Dans son analyse des « festivals fictifs » et des prix cinématographiques vendus comme des produits commerciaux, l’écrivain et cinéaste El houssine HNINE, installé en Allemagne, ne se contente pas de décrire un phénomène marginal.
À travers un ton mesuré et un vocabulaire soigneusement choisi, il cherche — sans le dire frontalement — à ouvrir un débat plus large sur la crédibilité du secteur cinématographique marocain et sur ses conséquences culturelles et institutionnelles.
1. Plus qu’une critique : un diagnostic culturel profond
Lorsque Hnin évoque des festivals en ligne distribuant plusieurs prix à n’importe quel participant moyennant paiement, il pointe en réalité :
-
la marchandisation de la création artistique,
-
la fragilisation des valeurs esthétiques,
-
et l’effacement progressif des normes professionnelles.
La “fausse consécration” devient ainsi le symptôme d’un dérèglement plus large de l’écosystème culturel.
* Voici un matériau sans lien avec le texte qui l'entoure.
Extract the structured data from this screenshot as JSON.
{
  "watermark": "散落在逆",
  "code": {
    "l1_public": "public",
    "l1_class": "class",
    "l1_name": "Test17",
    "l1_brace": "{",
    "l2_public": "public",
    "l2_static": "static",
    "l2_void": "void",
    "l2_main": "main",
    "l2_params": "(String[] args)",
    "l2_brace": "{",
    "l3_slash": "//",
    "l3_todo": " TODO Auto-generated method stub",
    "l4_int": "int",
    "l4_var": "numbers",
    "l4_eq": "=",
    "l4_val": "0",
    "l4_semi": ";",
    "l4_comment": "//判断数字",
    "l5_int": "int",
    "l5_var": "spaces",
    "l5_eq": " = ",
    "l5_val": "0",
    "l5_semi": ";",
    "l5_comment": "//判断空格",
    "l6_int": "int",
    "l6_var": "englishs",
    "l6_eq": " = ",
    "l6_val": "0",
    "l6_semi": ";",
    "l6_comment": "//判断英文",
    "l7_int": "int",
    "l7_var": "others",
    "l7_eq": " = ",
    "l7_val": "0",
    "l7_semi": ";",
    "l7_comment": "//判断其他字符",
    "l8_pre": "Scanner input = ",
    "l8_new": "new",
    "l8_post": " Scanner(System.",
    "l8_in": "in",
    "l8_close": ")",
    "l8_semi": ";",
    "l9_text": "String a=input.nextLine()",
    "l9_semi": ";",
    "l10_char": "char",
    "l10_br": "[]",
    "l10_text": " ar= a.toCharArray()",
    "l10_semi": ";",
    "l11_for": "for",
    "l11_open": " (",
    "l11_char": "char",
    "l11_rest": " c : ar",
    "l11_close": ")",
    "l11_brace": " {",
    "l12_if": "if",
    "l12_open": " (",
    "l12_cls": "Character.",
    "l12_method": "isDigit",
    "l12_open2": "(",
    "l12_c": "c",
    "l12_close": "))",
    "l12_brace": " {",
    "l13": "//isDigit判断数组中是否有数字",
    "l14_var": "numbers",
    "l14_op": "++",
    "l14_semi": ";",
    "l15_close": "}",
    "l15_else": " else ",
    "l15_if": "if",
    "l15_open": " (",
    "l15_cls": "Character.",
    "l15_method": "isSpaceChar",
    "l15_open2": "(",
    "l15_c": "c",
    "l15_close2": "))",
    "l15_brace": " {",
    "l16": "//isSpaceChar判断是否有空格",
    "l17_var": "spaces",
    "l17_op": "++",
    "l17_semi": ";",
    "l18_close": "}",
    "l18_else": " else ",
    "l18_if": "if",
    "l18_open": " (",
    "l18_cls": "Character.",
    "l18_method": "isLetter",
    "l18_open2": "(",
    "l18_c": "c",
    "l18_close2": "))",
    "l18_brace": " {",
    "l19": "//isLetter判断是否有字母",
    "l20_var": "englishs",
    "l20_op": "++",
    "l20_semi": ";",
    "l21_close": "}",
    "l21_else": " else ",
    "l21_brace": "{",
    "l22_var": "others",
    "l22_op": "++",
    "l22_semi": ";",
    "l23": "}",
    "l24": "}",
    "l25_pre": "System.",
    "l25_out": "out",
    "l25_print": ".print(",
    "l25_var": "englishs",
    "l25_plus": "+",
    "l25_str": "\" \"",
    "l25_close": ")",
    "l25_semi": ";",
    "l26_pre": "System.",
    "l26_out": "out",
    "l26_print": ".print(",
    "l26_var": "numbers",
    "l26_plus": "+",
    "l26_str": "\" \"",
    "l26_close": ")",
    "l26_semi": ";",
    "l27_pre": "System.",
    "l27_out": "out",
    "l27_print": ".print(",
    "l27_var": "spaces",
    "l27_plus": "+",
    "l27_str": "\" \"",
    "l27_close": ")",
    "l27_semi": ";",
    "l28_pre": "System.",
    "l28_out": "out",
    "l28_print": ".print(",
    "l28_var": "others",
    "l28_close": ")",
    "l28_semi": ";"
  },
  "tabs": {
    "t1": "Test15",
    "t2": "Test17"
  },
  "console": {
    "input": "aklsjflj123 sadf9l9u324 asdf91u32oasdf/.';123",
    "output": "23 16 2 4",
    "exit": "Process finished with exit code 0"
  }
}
2. Une préoccupation diplomatique : préserver l’image internationale du Maroc
En dénonçant le fait que certains films subventionnés obtiennent des “récompenses” sans légitimité et s’en servent ensuite pour revendiquer une reconnaissance internationale, Hnin adopte subtilement le ton d’un porte-voix culturel.
Il laisse entendre que :
La réputation du Maroc dans les circuits cinématographiques n’est pas un jeu, et elle ne doit pas être compromise par des pratiques opportunistes.
C’est un message diplomatique avant même d’être artistique.
3. Une interpellation éthique adressée aux réalisateurs
Sans accuser directement, Hnin invite les professionnels à :
-
respecter les règles du métier,
-
refuser les raccourcis faciles,
-
et construire leur carrière sur la compétence plutôt que sur l’accumulation de trophées virtuels.
Cette manière de dire sans blesser est typiquement diplomatique.
4. La loi 18.23 : un soutien implicite aux efforts étatiques
En mettant en valeur la nouvelle législation imposée par le Centre Cinématographique Marocain, Hnin envoie un signal clair :
-
la régulation est nécessaire,
-
la protection de la réputation cinématographique du pays est une responsabilité collective,
-
et les acteurs privés doivent accompagner cette dynamique.
C’est une forme de diplomatie culturelle qui renforce la confiance entre l’État et les créateurs.
5. Conclusion : un appel à défendre l’intégrité artistique
La pensée profonde qui traverse son texte peut se résumer ainsi :
La valeur d’une œuvre ne se mesure pas à l’épaisseur d’un palmarès acheté, mais à la sincérité de la création.
À travers ce message, HNINE plaide pour une cinématographie marocaine solide, méritoire, et capable de rayonner dans les festivals réellement prestigieux — sans artifices.